Dent versus Sir W. Buck.
It is ORDERED, by the Lords Spiritual and Temporal in Parliament assembled, That this House will hear the Cause wherein Dr. Thomas Dent is Appellant, and Sir William Buck and others Respondents, on Thursday the Nineteenth Day of this Instant March, at Eleven a Clock.
Forioux & al. Nat.

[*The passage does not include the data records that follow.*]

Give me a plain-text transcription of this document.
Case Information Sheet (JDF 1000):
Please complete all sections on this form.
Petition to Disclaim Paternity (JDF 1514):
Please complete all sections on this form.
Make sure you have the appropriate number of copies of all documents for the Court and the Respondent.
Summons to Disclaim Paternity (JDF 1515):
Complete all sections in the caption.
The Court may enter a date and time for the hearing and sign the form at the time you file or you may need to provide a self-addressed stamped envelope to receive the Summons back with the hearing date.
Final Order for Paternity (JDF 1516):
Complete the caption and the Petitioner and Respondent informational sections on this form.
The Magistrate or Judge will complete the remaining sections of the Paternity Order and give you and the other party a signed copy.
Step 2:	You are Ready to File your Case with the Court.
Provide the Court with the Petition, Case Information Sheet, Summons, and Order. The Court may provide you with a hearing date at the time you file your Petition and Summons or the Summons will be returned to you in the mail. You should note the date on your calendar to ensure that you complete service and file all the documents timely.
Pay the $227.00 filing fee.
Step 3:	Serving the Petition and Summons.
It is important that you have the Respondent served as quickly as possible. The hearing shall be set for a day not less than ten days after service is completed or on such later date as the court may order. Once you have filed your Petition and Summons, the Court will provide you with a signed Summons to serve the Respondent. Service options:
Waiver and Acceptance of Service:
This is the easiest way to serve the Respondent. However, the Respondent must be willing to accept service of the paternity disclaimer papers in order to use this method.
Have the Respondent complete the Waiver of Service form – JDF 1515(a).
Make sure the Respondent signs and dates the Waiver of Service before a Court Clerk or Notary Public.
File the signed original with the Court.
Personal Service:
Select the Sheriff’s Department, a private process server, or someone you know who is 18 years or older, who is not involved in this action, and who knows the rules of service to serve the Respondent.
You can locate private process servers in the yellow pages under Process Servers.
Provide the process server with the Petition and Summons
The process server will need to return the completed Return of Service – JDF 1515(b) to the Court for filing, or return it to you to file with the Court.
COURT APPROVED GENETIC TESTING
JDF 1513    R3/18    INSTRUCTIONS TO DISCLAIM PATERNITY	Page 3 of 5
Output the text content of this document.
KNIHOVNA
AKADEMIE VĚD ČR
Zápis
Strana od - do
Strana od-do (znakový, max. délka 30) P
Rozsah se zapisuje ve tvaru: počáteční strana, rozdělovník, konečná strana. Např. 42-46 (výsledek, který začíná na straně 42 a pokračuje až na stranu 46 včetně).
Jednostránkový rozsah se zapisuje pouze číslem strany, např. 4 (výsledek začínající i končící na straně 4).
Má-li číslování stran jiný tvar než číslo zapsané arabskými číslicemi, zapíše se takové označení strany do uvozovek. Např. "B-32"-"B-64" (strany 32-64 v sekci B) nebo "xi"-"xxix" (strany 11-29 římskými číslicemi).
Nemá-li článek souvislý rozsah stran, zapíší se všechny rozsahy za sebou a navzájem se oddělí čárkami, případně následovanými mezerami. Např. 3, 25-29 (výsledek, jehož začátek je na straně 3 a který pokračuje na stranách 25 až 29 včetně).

Bill.
The Lord Jeffreys reported from the Lords Committees, the Bill, intituled, "An Act to vest several Lands and Tenements, in the County of Yorke, in Trustees, to be sold, for the raising a Portion for Henrietta Tempest, an Infant," as fit to pass, with some Amendments.
Sir B. Firebrace versus Moore.
After hearing Counsel, at the Bar, upon the Petition and Appeal of Sir Basil Firebrace Knight and Baronet, against a Decretal Order made in Chancery, the One and Thirtieth of January last, in a Cause there depending, between Arthur Moore Esquire Plaintiff, and the Petitioner and others Defendants; as also upon the Answer of the said Arthur Moore put in thereunto; and due Consideration of what was offered thereupon:
It is ORDERED and Adjudged, by the Lords Spiritual and Temporal in Parliament assembled, That the said Petition and Appeal of Sir Basil Firebrace shall be, and is hereby, dismissed this House; and that the Decretal Order therein complained of shall be, and is hereby, affirmed.
Newdigates versus Sir R. Newdigate, for Leave for a Bill.
It is ORDERED, by the Lords Spiritual and Temporal in Parliament assembled, That the Petitioners shall be heard, by their Counsel, To-morrow, at Eleven a Clock; as also Counsel for Sir Richard Newdigate, if he thinks fit.
Address upon the Queen's Speech.
"We, Your Majesty's most dutiful and loyal Subjects, the Lords Spiritual and Temporal in Parliament assembled, cannot sufficiently express the great Satisfaction we receive from Your Majesty's most gracious Speech; trusting in GOD it will have the same Effect Abroad as at Home, equally reviving the Hearts of Your Allies and Subjects, uniting all People, and encouraging their utmost Endeavours in the common Cause.
"The sincere Concern Your Majesty hath shewed for our Religion, the Government in Church and State as by Law established, and the Succession to the Crown in the Protestant Line; the Hazards You have exposed Yourself to, in Concert with His late Glorious Majesty, for maintaining our Laws and Liberties, as well as Your most gracious Assurance at this Time, give Your Subjects such a Confidence in Your Promises, such a dutiful Affection to Your Person, such a Zeal for Your Service, as will oblige them to make the utmost Efforts to support Your Majesty under the Weight and Difficulties of the present Conjuncture.
"The Concern Your Majesty expresses for Your Allies is a further Obligation laid upon us; who are sensible their Preservation is necessary to our own, and who are as desirous as ever to support the Character of the Crown of England, in enabling Your Majesty to maintain the Balance of Europe.
"We cannot make suitable Returns to Your Majesty, for Your most gracious Promises of a careful and diligent Administration for the Public Good; which we think ourselves sufficiently secured of, by so solemn an Engagement under Your Sacred Word.
"Your Majesty hath been pleased to assure us of all we could wish, and recommend to us what we ought to desire; and, we doubt not, Your pious Intentions will procure a Blessing from Heaven: And Your Majesty may be assured, that Resolutions so becoming a Queen of England cannot but make the deepest Impression upon all Hearts that are true to the Interest of their Country."